If you’re one of the increasing numbers of newly diagnosed young cancer patients, one of the most important survivorship issues you need to consider before embarking on your treatment journey is your future ability to have children.
While cancer survival is on the increase, successful treatment in younger patients often leads to reduced fertility, explains Dr Merwyn Jacobson, a Specialist in Reproductive Medicine.
“Unfortunately more and more men and women under the age of 40 are being diagnosed with cancer today, and although there are excellent prospects for survival (the current five-year survival rate is 90%+ for testicular cancer, blood malignancies, breast cancer and other cancers affecting young patients) one of the biggest side effects of the available treatment options is an inability to have children. All of the main cancer therapies - chemotherapy, radiation, hormone therapy and surgery - do affect fertility.”
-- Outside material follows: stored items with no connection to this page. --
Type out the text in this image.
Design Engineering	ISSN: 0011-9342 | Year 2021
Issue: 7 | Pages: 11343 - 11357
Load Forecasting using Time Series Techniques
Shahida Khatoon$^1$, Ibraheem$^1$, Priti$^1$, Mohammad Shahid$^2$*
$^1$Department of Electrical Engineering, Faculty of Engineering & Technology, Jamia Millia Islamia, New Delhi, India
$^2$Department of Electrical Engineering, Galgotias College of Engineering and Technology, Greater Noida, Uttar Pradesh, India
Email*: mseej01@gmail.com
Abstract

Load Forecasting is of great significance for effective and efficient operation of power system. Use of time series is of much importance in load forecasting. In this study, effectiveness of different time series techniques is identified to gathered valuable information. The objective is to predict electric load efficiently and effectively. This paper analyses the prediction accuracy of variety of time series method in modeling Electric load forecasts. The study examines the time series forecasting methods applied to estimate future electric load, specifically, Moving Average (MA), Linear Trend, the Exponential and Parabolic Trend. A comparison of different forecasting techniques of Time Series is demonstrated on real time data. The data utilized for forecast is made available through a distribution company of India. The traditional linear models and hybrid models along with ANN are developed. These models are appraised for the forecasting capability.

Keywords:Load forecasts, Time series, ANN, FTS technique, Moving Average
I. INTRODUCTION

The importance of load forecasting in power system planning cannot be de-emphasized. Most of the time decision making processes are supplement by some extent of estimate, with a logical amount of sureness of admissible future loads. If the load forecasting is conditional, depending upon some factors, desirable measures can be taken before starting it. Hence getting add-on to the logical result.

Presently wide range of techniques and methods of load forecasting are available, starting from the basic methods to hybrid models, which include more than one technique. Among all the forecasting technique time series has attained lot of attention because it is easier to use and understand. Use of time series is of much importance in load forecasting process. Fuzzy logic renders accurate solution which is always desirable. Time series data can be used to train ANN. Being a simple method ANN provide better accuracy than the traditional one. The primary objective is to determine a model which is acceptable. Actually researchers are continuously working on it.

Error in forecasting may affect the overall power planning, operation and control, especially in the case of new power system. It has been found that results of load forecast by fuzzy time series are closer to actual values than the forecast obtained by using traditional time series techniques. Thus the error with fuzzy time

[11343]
Dr Jacobson continues, “The side effects for women include damage or destruction of your eggs, going into early menopause and a compromised ability to carry a baby to term, while men are faced with problems with sperm production as well as sperm quality and quantity. Although many oncology professionals are sensitive to these issues, some tend to focus more on providing the most effective treatment for you and how to prolong your life. That’s why it’s essential for you to take control right from the start by discussing your future family plans and fertility preservation options with your medical team before beginning treatment.”
How to empower yourself
There are three important fertility-related questions that you should ask upfront:
- How will the treatment affect my ability to have children?
- Will I ever be able to conceive – are the side effects permanent or temporary?
- What are my best fertility options given my diagnosis and treatment regime?
The good news is that commencing cancer treatment does not automatically signify the end of your parenting plans - as long as this issue is discussed with your doctors. “However when it comes to any form of fertility preservation,” says Dr Jacobson, “it’s essential to consult a reproductive specialist because every case needs to be carefully individualised. The main role of the specialist is to provide counselling and to discuss your options in terms of preservation of eggs, sperm, embryos or gonadal tissue (bits of ovary or testis) for use at a future time,” he explains.
Going this route sometimes does end up simply being a good insurance policy because you may fall pregnant naturally, or in some instances, may need to consider using donor eggs or embryos or having a child via surrogacy or adoption. Your specialist will determine what will work best for you by considering the following factors:
- the type of cancer you have
- the type of treatment that’s been prescribed
- the dosage of chemotherapy and/or radiation you’ll be receiving
- the time available before the commencement of your treatment
- your age now, and at the anticipated end of treatment (this is to assess, for example, if you’re prescribed a 5 to10 year hormone therapy regime to prevent reoccurrence, where you’ll be in the normal age-related decline-of-fertility life stage, by then)
- your marital/partnership status.
The different fertility preservation options
There are four main fertility preservation options all of which need to be carried out prior to commencing your cancer treatment:
- Egg freezing is the option for single women. You’ll need to undergo ovarian stimulation to produce a large number of eggs which are then retrieved and frozen. (If your plan is to have two babies, you’ll need to preserve 20 eggs if you’re under the age of 32; 30 if you’re between 32 and 38; and 40 if you’re over 38)
- Sperm freezing is offered to single men
- Embryo freezing is the option for couples when one partner is diagnosed with cancer. You’ll need to undergo a cycle of in vitro fertilisation (IVF) in order to create embryos for later use
- Ovarian transposition surgery, where your ovaries are moved or suspended - is a good option if you require pelvic or abdominal radiation, or if you have cervical or ovarian cancer.
It takes about two weeks to freeze specimens in order to preserve your ability to have a child when you’ve been given the go-ahead to do so by your medical team. According to Dr Jacobson, long-term storage (10 years and more) has no adverse effect on the quality of eggs, sperm or embryos, and there’s a 97% success rate of these surviving the thawing process. Remember that if your sperm, eggs, embryos or gonadal tissues are stored to preserve fertility, you need to ensure that their future use, disposal or donation to research options are clearly explained and confirmed in writing.